The Ouchiest Words is a new book from the author of The Yuckiest Lunch Box (read my review), another book about acceptance and self-esteem. The Ouchiest Words reminds kids that they matter and they belong, no matter what any bullies might say. Nari begins to question herself when a classmate makes fun of her Korean name and her eyes, telling her to go back to her country. Inspired by the author’s own childhood memories of bullying and the 2020 spike in anti-Asian hate crimes, the book gives kids concrete ideas about what to do when they experience bullying, especially racial bullying – how to stand up to the bullies and how to give themselves positive self-talk to counteract the harmful messages.
Eyes That Speak to the Stars is a brilliant follow up to the bestselling book Eyes That Kiss in the Corners. It addresses similar issues of microagressions, as a young boy is hurt when his friend says his eyes look different. It is a delightful affirmation to young Asian children that connects them to their heritage and empowers them to look to their future. It is wonderful modeling for any family of how to encourage children and instill pride in who they are.
The Secrets of Skin Colour is a great way to help kids understand race in clear, age appropriate terms. It teaches kids the science behind skin color and helps dispel any preconceived notions they may have.
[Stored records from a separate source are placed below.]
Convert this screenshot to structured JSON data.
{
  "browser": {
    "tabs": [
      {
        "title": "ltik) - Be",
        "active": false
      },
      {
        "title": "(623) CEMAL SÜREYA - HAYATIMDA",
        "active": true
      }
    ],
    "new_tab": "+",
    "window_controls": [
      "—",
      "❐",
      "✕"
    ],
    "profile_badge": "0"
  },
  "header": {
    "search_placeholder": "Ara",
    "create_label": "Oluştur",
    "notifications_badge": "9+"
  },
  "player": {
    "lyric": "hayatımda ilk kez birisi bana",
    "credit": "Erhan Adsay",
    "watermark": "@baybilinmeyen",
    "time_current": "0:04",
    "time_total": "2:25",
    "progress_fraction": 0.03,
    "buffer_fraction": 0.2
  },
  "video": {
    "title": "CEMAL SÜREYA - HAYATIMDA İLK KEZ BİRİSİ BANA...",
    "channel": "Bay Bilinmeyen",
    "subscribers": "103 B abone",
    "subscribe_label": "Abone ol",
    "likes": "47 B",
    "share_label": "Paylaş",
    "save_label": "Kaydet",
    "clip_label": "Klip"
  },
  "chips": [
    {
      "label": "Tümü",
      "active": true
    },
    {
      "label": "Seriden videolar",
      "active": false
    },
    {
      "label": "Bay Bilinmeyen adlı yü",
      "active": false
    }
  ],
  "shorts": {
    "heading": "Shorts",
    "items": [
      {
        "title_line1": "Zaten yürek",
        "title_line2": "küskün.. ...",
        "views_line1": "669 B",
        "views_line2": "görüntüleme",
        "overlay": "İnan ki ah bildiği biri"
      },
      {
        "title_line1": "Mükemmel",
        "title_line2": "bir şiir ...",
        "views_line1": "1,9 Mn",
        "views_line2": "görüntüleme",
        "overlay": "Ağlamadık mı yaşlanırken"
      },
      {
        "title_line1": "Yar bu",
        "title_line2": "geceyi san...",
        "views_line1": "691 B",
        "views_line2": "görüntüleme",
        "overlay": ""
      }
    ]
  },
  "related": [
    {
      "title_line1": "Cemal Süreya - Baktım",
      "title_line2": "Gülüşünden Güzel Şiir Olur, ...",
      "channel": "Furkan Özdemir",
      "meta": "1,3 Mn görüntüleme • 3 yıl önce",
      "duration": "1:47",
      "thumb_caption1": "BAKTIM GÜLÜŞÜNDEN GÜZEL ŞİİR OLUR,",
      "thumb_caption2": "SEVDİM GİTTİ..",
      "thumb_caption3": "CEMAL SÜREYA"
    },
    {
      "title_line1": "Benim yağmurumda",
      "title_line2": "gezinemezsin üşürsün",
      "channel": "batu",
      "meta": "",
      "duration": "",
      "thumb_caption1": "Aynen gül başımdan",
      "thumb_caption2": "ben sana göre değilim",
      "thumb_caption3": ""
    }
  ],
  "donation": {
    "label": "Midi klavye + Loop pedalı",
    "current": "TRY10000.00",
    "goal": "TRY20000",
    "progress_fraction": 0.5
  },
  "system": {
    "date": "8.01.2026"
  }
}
Using an anti-racist framework, this first book in the series features a diverse group of friends committed to leaning about the world and helping others. It also includes study questions so that parents and educators can keep the conversation going.
Comeback is a wonderful new middle grade novel perfect for anyone chasing their dreams. Maxine Chen has always wanted to be a figure skater, and she doesn’t mind putting in all the extra hours at the rink to make that dream come true. But soon pressures off the ice threaten to derail her progress. A bully starts to tease Maxine about her Chinese heritage, and a new ice skater arrives in town, with perfect jumps sure to lead her to victory over Maxine. Soon Maxine finds herself losing her focus and coming dangerously close to being knocked out of competition. Can she find a way to deal with these new obstacles and make a comeback? An engaging, highly relatable story from debut author E.L. Shen, herself a former figure skater, about how young people deal with real-world pressures on and off the ice. It helps children understand the effect their words have on others, and how they can handle racial bullying. The book is also a love note to the many wonderful Asian and Asian-American figure skaters who paved the way for girls like Maxine.